I used start(0) but the lexer is stuck in the <str> state. I'm not sure how to put it in the initial state back again.

Anonimista

  • New Member
  • *
  • Posts: 19
Re: Plex start states
« Reply #1 on: September 20, 2019, 10:14:57 pm »
In the mean time I found the original TP lex/yacc archive file which contains several examples including magic.l which demonstrates the use of start states.
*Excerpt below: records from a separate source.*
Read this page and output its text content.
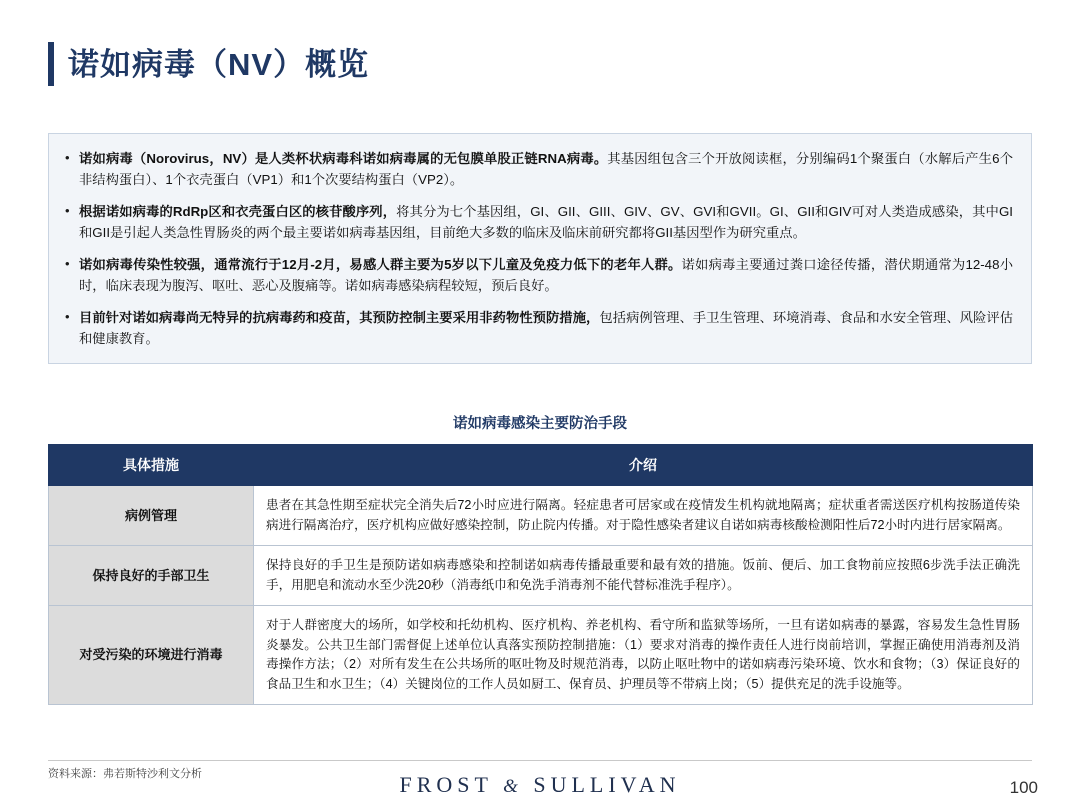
诺如病毒（NV）概览
• 诺如病毒（Norovirus，NV）是人类杯状病毒科诺如病毒属的无包膜单股正链RNA病毒。其基因组包含三个开放阅读框，分别编码1个聚蛋白（水解后产生6个非结构蛋白）、1个衣壳蛋白（VP1）和1个次要结构蛋白（VP2）。
• 根据诺如病毒的RdRp区和衣壳蛋白区的核苷酸序列，将其分为七个基因组，GI、GII、GIII、GIV、GV、GVI和GVII。GI、GII和GIV可对人类造成感染，其中GI和GII是引起人类急性胃肠炎的两个最主要诺如病毒基因组，目前绝大多数的临床及临床前研究都将GII基因型作为研究重点。
• 诺如病毒传染性较强，通常流行于12月-2月，易感人群主要为5岁以下儿童及免疫力低下的老年人群。诺如病毒主要通过粪口途径传播，潜伏期通常为12-48小时，临床表现为腹泻、呕吐、恶心及腹痛等。诺如病毒感染病程较短，预后良好。
• 目前针对诺如病毒尚无特异的抗病毒药和疫苗，其预防控制主要采用非药物性预防措施，包括病例管理、手卫生管理、环境消毒、食品和水安全管理、风险评估和健康教育。
诺如病毒感染主要防治手段
具体措施	介绍
病例管理	患者在其急性期至症状完全消失后72小时应进行隔离。轻症患者可居家或在疫情发生机构就地隔离；症状重者需送医疗机构按肠道传染病进行隔离治疗，医疗机构应做好感染控制，防止院内传播。对于隐性感染者建议自诺如病毒核酸检测阳性后72小时内进行居家隔离。
保持良好的手部卫生	保持良好的手卫生是预防诺如病毒感染和控制诺如病毒传播最重要和最有效的措施。饭前、便后、加工食物前应按照6步洗手法正确洗手，用肥皂和流动水至少洗20秒（消毒纸巾和免洗手消毒剂不能代替标准洗手程序）。
对受污染的环境进行消毒	对于人群密度大的场所，如学校和托幼机构、医疗机构、养老机构、看守所和监狱等场所，一旦有诺如病毒的暴露，容易发生急性胃肠炎暴发。公共卫生部门需督促上述单位认真落实预防控制措施：（1）要求对消毒的操作责任人进行岗前培训，掌握正确使用消毒剂及消毒操作方法；（2）对所有发生在公共场所的呕吐物及时规范消毒，以防止呕吐物中的诺如病毒污染环境、饮水和食物；（3）保证良好的食品卫生和水卫生；（4）关键岗位的工作人员如厨工、保育员、护理员等不带病上岗；（5）提供充足的洗手设施等。
资料来源：弗若斯特沙利文分析	FROST & SULLIVAN	100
Using that I now have this code that seems to work:


Code: Pascal  [Select]
  1.  
  2. %{
  3.     {$mode objfpc}{$H+}
  4.    
  5.     uses LexLib;
  6.    
  7.     var
  8.         strval: string;
  9.  
  10. %}
  11.  
  12. %start initial str
  13.  
  14. %%
  15.  
  16. <initial>[0-9]+     begin
  17.                         writeln('integer: ' + yytext);
  18.                     end;
  19.  
  20. <initial>do         begin
  21.                         writeln('keyword - do');
  22.                     end;
  23.                    
  24. <initial>loop       begin
  25.                         writeln('keyword - loop');
  26.                     end;
  27.  
  28. <initial>\"         begin
  29.                         strval := '';
  30.                         start(str);
  31.                     end;
  32.  
  33. <str>\"             begin
  34.                         writeln('string: ' + strval);
  35.                         start(initial);
  36.                     end;
  37.  
  38. <str>\\\"           begin
  39.                         strval := strval + '\"';
  40.                     end;
  41.  
  42. <str>[^\"]          begin
  43.                         strval := strval + yytext;
  44.                     end;
  45.  
  46. .                   writeln('Caracter desperado!');
  47.  
  48. %%
  49.  
  50. begin
  51.     start(initial);
  52.     if yylex=0 then ;
  53. end.
  54.  
  55.  

In the main loop I start with the initial state (start(initial)). When the lexer encounters an " it switches to the str state and keeps adding characters to strval until it encounters the closing " <str>\\\" accounts for escaped " characters within the string. Here is an example session

Code: Pascal  [Select]
  1. [jon@test test2]$ ./lexer
  2. 123
  3. integer: 123
  4.  
  5. 123 "abc 456" 789
  6. integer: 123
  7.  string: abc 456
  8.  integer: 789
  9.  
  10. string: "\t line \n line \n\r"
  11. string: string: \t line \n line \n\r
  12.  
  13. "\""
  14. string: \"
  15.  
  16. "\nstring\t\"line"
  17. string: \nstring\t\"line
  18.  
  19.  

Using this should allow me to parse quoted strings, comments etc.